Esta disputa entre los más reformistas y los más revolucionarios no es entre iguales. Lula y el PT siguen siendo mucho, mucho más grandes, incluso después de trece años en el cargo. Defender estas propuestas y, al mismo tiempo, un Frente de Izquierda no significa hacerse la ilusión de que el PT estará de acuerdo con ellas. Se trata de luchar por la conciencia de las capas más avanzadas de los trabajadores y jóvenes que quieren ir más allá, pero siguen atrincherados en el apoyo a Lula contra Bolsonaro.
La estrategia y la táctica son conceptos elaborados por la actividad militar y apropiados por la lucha política por el poder.

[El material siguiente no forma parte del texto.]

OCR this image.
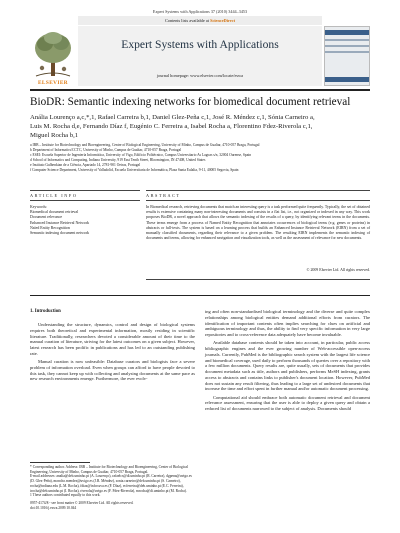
Expert Systems with Applications 37 (2010) 3444–3453
Contents lists available at ScienceDirect
ELSEVIER
Expert Systems with Applications
journal homepage: www.elsevier.com/locate/eswa
BioDR: Semantic indexing networks for biomedical document retrieval
Anália Lourenço a,c,*,1, Rafael Carreira b,1, Daniel Glez-Peña c,1, José R. Méndez c,1, Sónia Carneiro a,
Luis M. Rocha d,e, Fernando Díaz f, Eugénio C. Ferreira a, Isabel Rocha a, Florentino Fdez-Riverola c,1,
Miguel Rocha b,1
a IBB – Institute for Biotechnology and Bioengineering, Centre of Biological Engineering, University of Minho, Campus de Gualtar, 4710-057 Braga, Portugal
b Department of Informatics/CCTC, University of Minho, Campus de Gualtar, 4710-057 Braga, Portugal
c ESEI: Escuela Superior de Ingeniería Informática, University of Vigo, Edificio Politécnico, Campus Universitario As Lagoas s/n, 32004 Ourense, Spain
d School of Informatics and Computing, Indiana University, 919 East Tenth Street, Bloomington, IN 47408, United States
e Instituto Gulbenkian de a Ciência, Apartado 14, 2781-901 Oeiras, Portugal
f Computer Science Department, University of Valladolid, Escuela Universitaria de Informática, Plaza Santa Eulalia, 9-11, 40005 Segovia, Spain
ARTICLE INFO	ABSTRACT
Keywords:
Biomedical document retrieval
Document relevance
Enhanced Instance Retrieval Network
Naïed Entity Recognition
Semantic indexing document network
In Biomedical research, retrieving documents that match an interesting query is a task performed quite frequently. Typically, the set of obtained results is extensive containing many non-interesting documents and consists in a flat list, i.e., not organized or indexed in any way. This work proposes BioDR, a novel approach that allows the semantic indexing of the results of a query, by identifying relevant terms in the documents. These terms emerge from a process of Named Entity Recognition that annotates occurrences of biological terms (e.g. genes or proteins) in abstracts or full-texts. The system is based on a learning process that builds an Enhanced Instance Retrieval Network (EIRN) from a set of manually classified documents, regarding their relevance to a given problem. The resulting EIRN implements the semantic indexing of documents and terms, allowing for enhanced navigation and visualization tools, as well as the assessment of relevance for new documents.
© 2009 Elsevier Ltd. All rights reserved.
1. Introduction

Understanding the structure, dynamics, control and design of biological systems requires both theoretical and experimental information, mostly residing in scientific literature. Traditionally, researchers devoted a considerable amount of their time to the manual curation of literature, striving for the latest outcomes on a given subject. However, latest research has been prolific in publications and has led to an outstanding publishing rate.

Manual curation is now unfeasible: Database curators and biologists face a severe problem of information overload. Even when groups can afford to have people devoted to this task, they cannot keep up with collecting and analysing documents at the same pace as new research environments emerge. Furthermore, the ever evolv-

ing and often non-standardised biological terminology and the diverse and quite complex relationships among biological entities demand additional efforts from curators. The identification of important contents often implies searching for clues on artificial and ambiguous terminology and thus, the ability to find very specific information in very large repositories and to cross-reference data adequately have become invaluable.

Available database contents should be taken into account, in particular, public access bibliographic engines and the ever growing number of Web-accessible open-access journals. Currently, PubMed is the bibliographic search system with the largest life science and biomedical coverage, used daily to perform thousands of queries over a repository with a few million documents. Query results are, quite usually, sets of documents that provides document metadata such as title, authors and publishers, performs MeSH indexing, grants access to abstracts and contains links to publisher's document location. However, PubMed does not sustain any result filtering, thus leading to a large set of undesired documents that increase the time and effort spent in further manual and/or automatic document processing.

Computational aid should embrace both automatic document retrieval and document relevance assessment, ensuring that the user is able to deploy a given query and obtain a reduced list of documents narrowed to the subject of analysis. Documents should

* Corresponding author. Address: IBB – Institute for Biotechnology and Bioengineering, Center of Biological Engineering, University of Minho, Campus de Gualtar, 4710-057 Braga, Portugal.
E-mail addresses: analia@deb.uminho.pt (A. Lourenço), rafaelcs@di.uminho.pt (R. Carreira), dgpena@uvigo.es (D. Glez-Peña), moncho.mendez@uvigo.es (J.R. Méndez), sonia.carneiro@deb.uminho.pt (S. Carneiro), rocha@indiana.edu (L.M. Rocha), fdiaz@infor.uva.es (F. Díaz), ecferreira@deb.uminho.pt (E.C. Ferreira), irocha@deb.uminho.pt (I. Rocha), riverola@uvigo.es (F. Fdez-Riverola), mrocha@di.uminho.pt (M. Rocha).
1 These authors contributed equally to this work.
0957-4174/$ - see front matter © 2009 Elsevier Ltd. All rights reserved.
doi:10.1016/j.eswa.2009.10.044
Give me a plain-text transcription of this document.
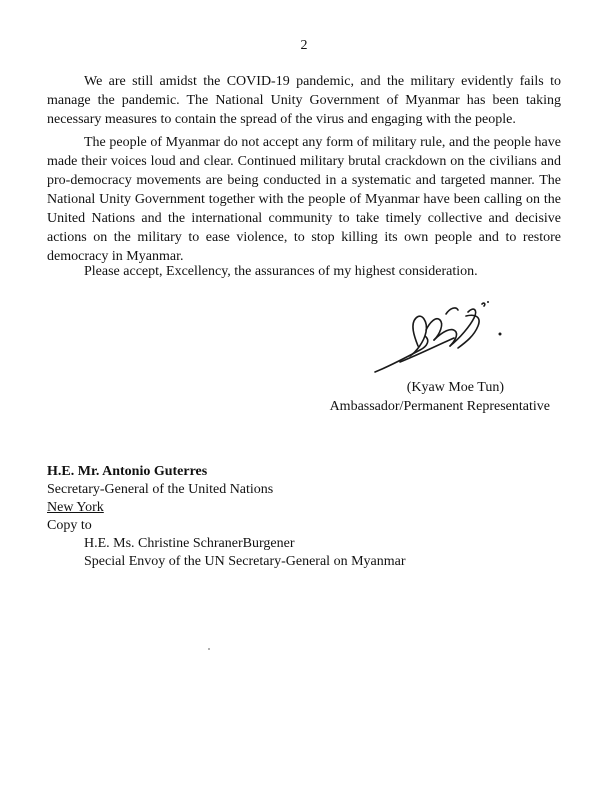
2

We are still amidst the COVID-19 pandemic, and the military evidently fails to manage the pandemic. The National Unity Government of Myanmar has been taking necessary measures to contain the spread of the virus and engaging with the people.

The people of Myanmar do not accept any form of military rule, and the people have made their voices loud and clear. Continued military brutal crackdown on the civilians and pro-democracy movements are being conducted in a systematic and targeted manner. The National Unity Government together with the people of Myanmar have been calling on the United Nations and the international community to take timely collective and decisive actions on the military to ease violence, to stop killing its own people and to restore democracy in Myanmar.

Please accept, Excellency, the assurances of my highest consideration.

(Kyaw Moe Tun)

Ambassador/Permanent Representative

H.E. Mr. Antonio Guterres
Secretary-General of the United Nations
New York
Copy to
H.E. Ms. Christine SchranerBurgener
Special Envoy of the UN Secretary-General on Myanmar
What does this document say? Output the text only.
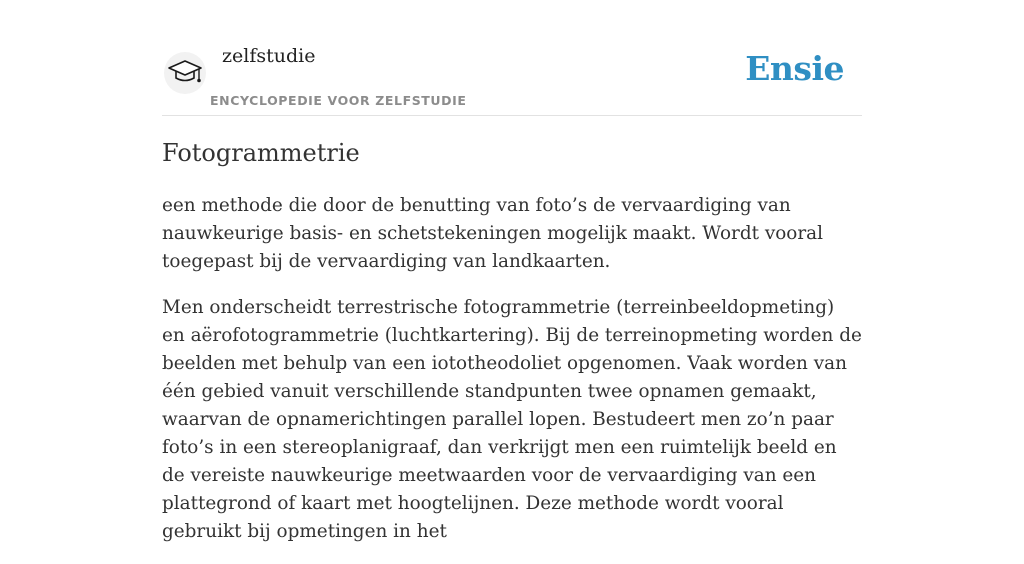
zelfstudie
ENCYCLOPEDIE VOOR ZELFSTUDIE
Ensie
Fotogrammetrie

een methode die door de benutting van foto’s de vervaardiging van nauwkeurige basis- en schetstekeningen mogelijk maakt. Wordt vooral toegepast bij de vervaardiging van landkaarten.

Men onderscheidt terrestrische fotogrammetrie (terreinbeeldopmeting) en aërofotogrammetrie (luchtkartering). Bij de terreinopmeting worden de beelden met behulp van een iototheodoliet opgenomen. Vaak worden van één gebied vanuit verschillende standpunten twee opnamen gemaakt, waarvan de opnamerichtingen parallel lopen. Bestudeert men zo’n paar foto’s in een stereoplanigraaf, dan verkrijgt men een ruimtelijk beeld en de vereiste nauwkeurige meetwaarden voor de vervaardiging van een plattegrond of kaart met hoogtelijnen. Deze methode wordt vooral gebruikt bij opmetingen in het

En toda lucha, la formulación de la estrategia considera muchas variables, pero las dos más importantes son la caracterización de las fuerzas sociales y políticas en disputa, y los movimientos a realizar en el marco del tiempo disponible. Ni el tiempo es una variable indefinida, ni las fuerzas sociales y políticas son ilimitadas. Caracterizar si el tiempo corre a nuestro favor o en contra es fundamental para definir la intensidad de la lucha, el ritmo de la disputa, la cadencia de los enfrentamientos.

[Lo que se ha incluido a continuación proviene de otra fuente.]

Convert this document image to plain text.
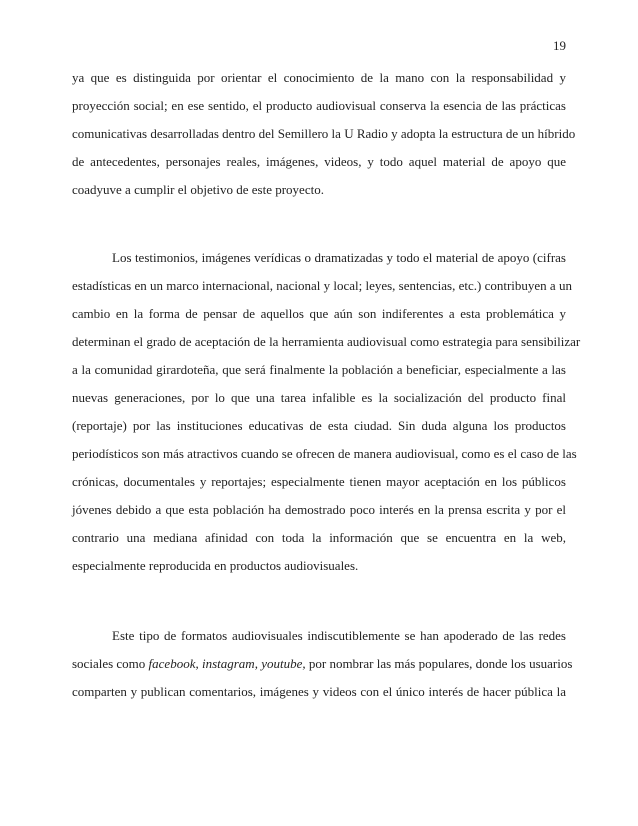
19
ya que es distinguida por orientar el conocimiento de la mano con la responsabilidad y
proyección social; en ese sentido, el producto audiovisual conserva la esencia de las prácticas
comunicativas desarrolladas dentro del Semillero la U Radio y adopta la estructura de un híbrido
de antecedentes, personajes reales, imágenes, videos, y todo aquel material de apoyo que
coadyuve a cumplir el objetivo de este proyecto.
Los testimonios, imágenes verídicas o dramatizadas y todo el material de apoyo (cifras
estadísticas en un marco internacional, nacional y local; leyes, sentencias, etc.) contribuyen a un
cambio en la forma de pensar de aquellos que aún son indiferentes a esta problemática y
determinan el grado de aceptación de la herramienta audiovisual como estrategia para sensibilizar
a la comunidad girardoteña, que será finalmente la población a beneficiar, especialmente a las
nuevas generaciones, por lo que una tarea infalible es la socialización del producto final
(reportaje) por las instituciones educativas de esta ciudad. Sin duda alguna los productos
periodísticos son más atractivos cuando se ofrecen de manera audiovisual, como es el caso de las
crónicas, documentales y reportajes; especialmente tienen mayor aceptación en los públicos
jóvenes debido a que esta población ha demostrado poco interés en la prensa escrita y por el
contrario una mediana afinidad con toda la información que se encuentra en la web,
especialmente reproducida en productos audiovisuales.
Este tipo de formatos audiovisuales indiscutiblemente se han apoderado de las redes
sociales como facebook, instagram, youtube, por nombrar las más populares, donde los usuarios
comparten y publican comentarios, imágenes y videos con el único interés de hacer pública la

Estimar si estamos a la defensiva, manteniendo posiciones o en condiciones de pasar a la ofensiva es fundamental para saber quién acumula fuerza y quién se debilita. La clave de la estrategia es generar una capacidad de movilización permanente de nuestras fuerzas que favorezca la victoria. El objetivo de la táctica es generar confianza, emoción y entusiasmo en nuestra base social y fortalecer la unidad en nuestro campo político. Cuando la estrategia reduce la expectativa de que los cambios son posibles y la táctica siembra la perplejidad, la lucha pierde sentido. El reto sigue siendo salir de la defensiva. Ser el número uno en las encuestas es una ventaja. Pero no basta con derrotar a los neofascistas. La disputa en las calles está por hacerse.

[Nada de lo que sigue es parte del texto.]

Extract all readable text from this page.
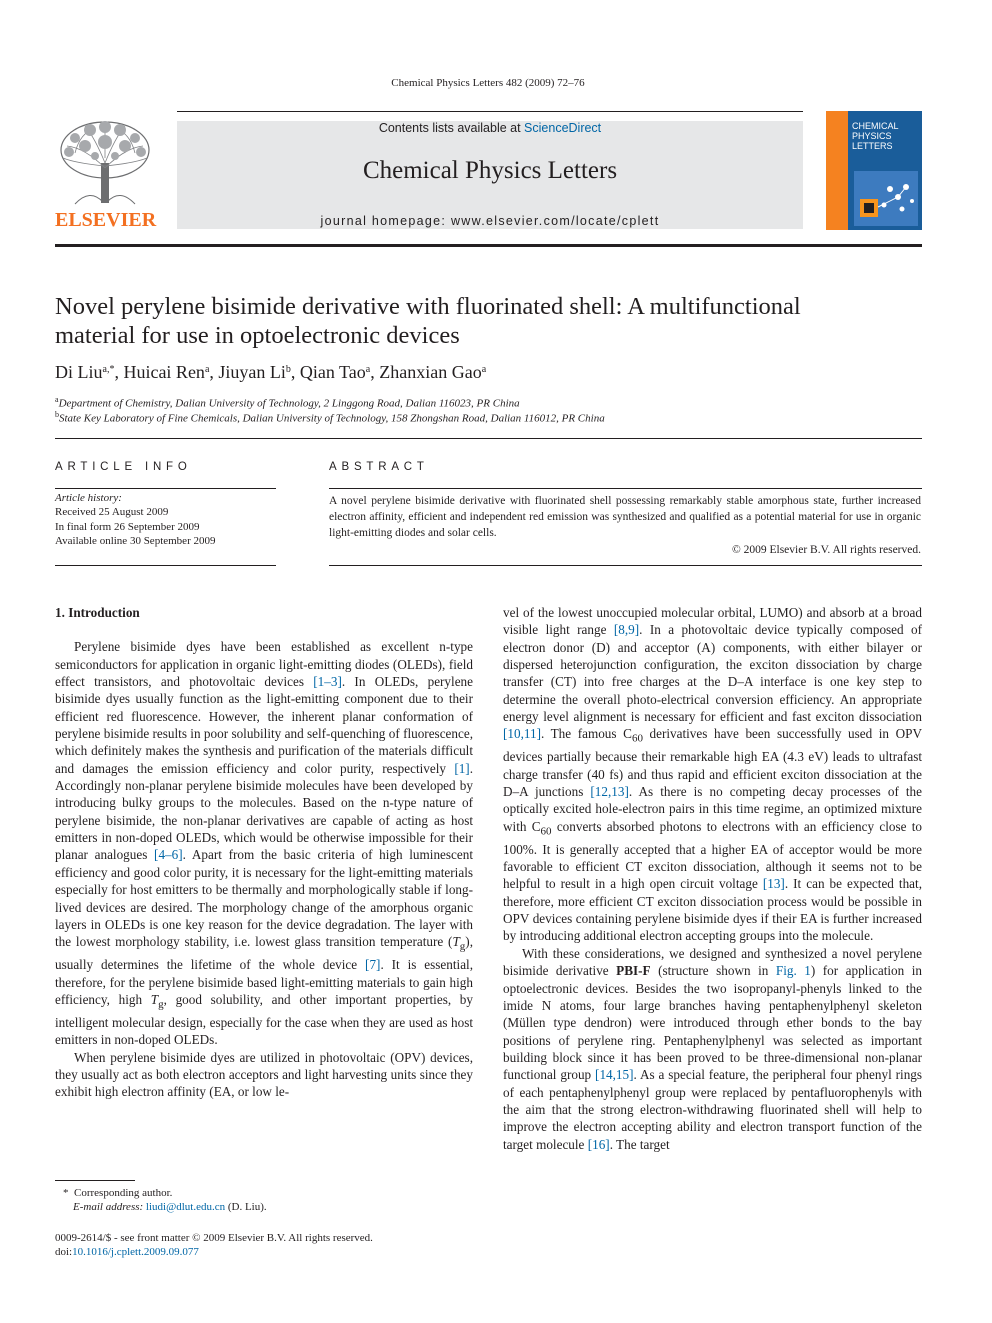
Chemical Physics Letters 482 (2009) 72–76
ELSEVIER
Contents lists available at ScienceDirect
Chemical Physics Letters
journal homepage: www.elsevier.com/locate/cplett
CHEMICAL
PHYSICS
LETTERS
Novel perylene bisimide derivative with fluorinated shell: A multifunctional
material for use in optoelectronic devices
Di Liu$^{a,*}$, Huicai Ren$^a$, Jiuyan Li$^b$, Qian Tao$^a$, Zhanxian Gao$^a$
$^a$Department of Chemistry, Dalian University of Technology, 2 Linggong Road, Dalian 116023, PR China
$^b$State Key Laboratory of Fine Chemicals, Dalian University of Technology, 158 Zhongshan Road, Dalian 116012, PR China
ARTICLE INFO
Article history:
Received 25 August 2009
In final form 26 September 2009
Available online 30 September 2009
ABSTRACT
A novel perylene bisimide derivative with fluorinated shell possessing remarkably stable amorphous state, further increased electron affinity, efficient and independent red emission was synthesized and qualified as a potential material for use in organic light-emitting diodes and solar cells.
© 2009 Elsevier B.V. All rights reserved.

1. Introduction

Perylene bisimide dyes have been established as excellent n-type semiconductors for application in organic light-emitting diodes (OLEDs), field effect transistors, and photovoltaic devices [1–3]. In OLEDs, perylene bisimide dyes usually function as the light-emitting component due to their efficient red fluorescence. However, the inherent planar conformation of perylene bisimide results in poor solubility and self-quenching of fluorescence, which definitely makes the synthesis and purification of the materials difficult and damages the emission efficiency and color purity, respectively [1]. Accordingly non-planar perylene bisimide molecules have been developed by introducing bulky groups to the molecules. Based on the n-type nature of perylene bisimide, the non-planar derivatives are capable of acting as host emitters in non-doped OLEDs, which would be otherwise impossible for their planar analogues [4–6]. Apart from the basic criteria of high luminescent efficiency and good color purity, it is necessary for the light-emitting materials especially for host emitters to be thermally and morphologically stable if long-lived devices are desired. The morphology change of the amorphous organic layers in OLEDs is one key reason for the device degradation. The layer with the lowest morphology stability, i.e. lowest glass transition temperature $(T_g)$, usually determines the lifetime of the whole device [7]. It is essential, therefore, for the perylene bisimide based light-emitting materials to gain high efficiency, high $T_g$, good solubility, and other important properties, by intelligent molecular design, especially for the case when they are used as host emitters in non-doped OLEDs.

When perylene bisimide dyes are utilized in photovoltaic (OPV) devices, they usually act as both electron acceptors and light harvesting units since they exhibit high electron affinity (EA, or low le-

vel of the lowest unoccupied molecular orbital, LUMO) and absorb at a broad visible light range [8,9]. In a photovoltaic device typically composed of electron donor (D) and acceptor (A) components, with either bilayer or dispersed heterojunction configuration, the exciton dissociation by charge transfer (CT) into free charges at the D–A interface is one key step to determine the overall photo-electrical conversion efficiency. An appropriate energy level alignment is necessary for efficient and fast exciton dissociation [10,11]. The famous $C_{60}$ derivatives have been successfully used in OPV devices partially because their remarkable high EA (4.3 eV) leads to ultrafast charge transfer (40 fs) and thus rapid and efficient exciton dissociation at the D–A junctions [12,13]. As there is no competing decay processes of the optically excited hole-electron pairs in this time regime, an optimized mixture with $C_{60}$ converts absorbed photons to electrons with an efficiency close to 100%. It is generally accepted that a higher EA of acceptor would be more favorable to efficient CT exciton dissociation, although it seems not to be helpful to result in a high open circuit voltage [13]. It can be expected that, therefore, more efficient CT exciton dissociation process would be possible in OPV devices containing perylene bisimide dyes if their EA is further increased by introducing additional electron accepting groups into the molecule.

With these considerations, we designed and synthesized a novel perylene bisimide derivative PBI-F (structure shown in Fig. 1) for application in optoelectronic devices. Besides the two isopropanyl-phenyls linked to the imide N atoms, four large branches having pentaphenylphenyl skeleton (Müllen type dendron) were introduced through ether bonds to the bay positions of perylene ring. Pentaphenylphenyl was selected as important building block since it has been proved to be three-dimensional non-planar functional group [14,15]. As a special feature, the peripheral four phenyl rings of each pentaphenylphenyl group were replaced by pentafluorophenyls with the aim that the strong electron-withdrawing fluorinated shell will help to improve the electron accepting ability and electron transport function of the target molecule [16]. The target

* Corresponding author.
E-mail address: liudi@dlut.edu.cn (D. Liu).
0009-2614/$ - see front matter © 2009 Elsevier B.V. All rights reserved.
doi:10.1016/j.cplett.2009.09.077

El objetivo de una estrategia es la acumulación de fuerzas que faciliten las condiciones de victoria. Estrategia y táctica son conceptos relativos e indivisibles, pero no son sinónimos. Una estrategia debe entenderse como una línea que organiza la planificación del fin a alcanzar, según una escala de tiempo, y en el marco de una determinada relación social y política de fuerzas. La táctica se refiere a los medios que facilitan el camino para ganar la pelea. En la búsqueda de la misma estrategia, las tácticas se alternan dependiendo de las fluctuaciones de la situación. Un giro estratégico es muy diferente de un giro táctico. La rigidez táctica es una tentación sectaria. La estrategia volátil es una trampa oportunista. Cuando caminan juntos no hay peligro de que todo salga mal.
Uno no debe cambiar de estrategia, a menos que haya un cambio cualitativo en la situación. La táctica, en cambio, es una línea transitoria. Las tácticas pueden y deben probarse en acción y verificarse. La flexibilidad táctica no está reñida con la firmeza estratégica. El objetivo de una táctica es elevar la capacidad de movilización social, aumentar la confianza de nuestra base social, dividir a los opositores de los enemigos, pero la táctica debe ser coherente con la estrategia. No todo es justo en la lucha política. Si una maniobra sacrifica un objetivo estratégico, hay un problema. Cuando una táctica sorprende a nuestra base social, crea confusión entre los mejores luchadores, alimenta la duda en nuestras filas, socava la confianza moral y siembra divisiones, perdemos.
*Valerio Arcary es profesor jubilado de la IFSP. Autor, entre otros libros, de La revolución se encuentra con la historia (Chamán).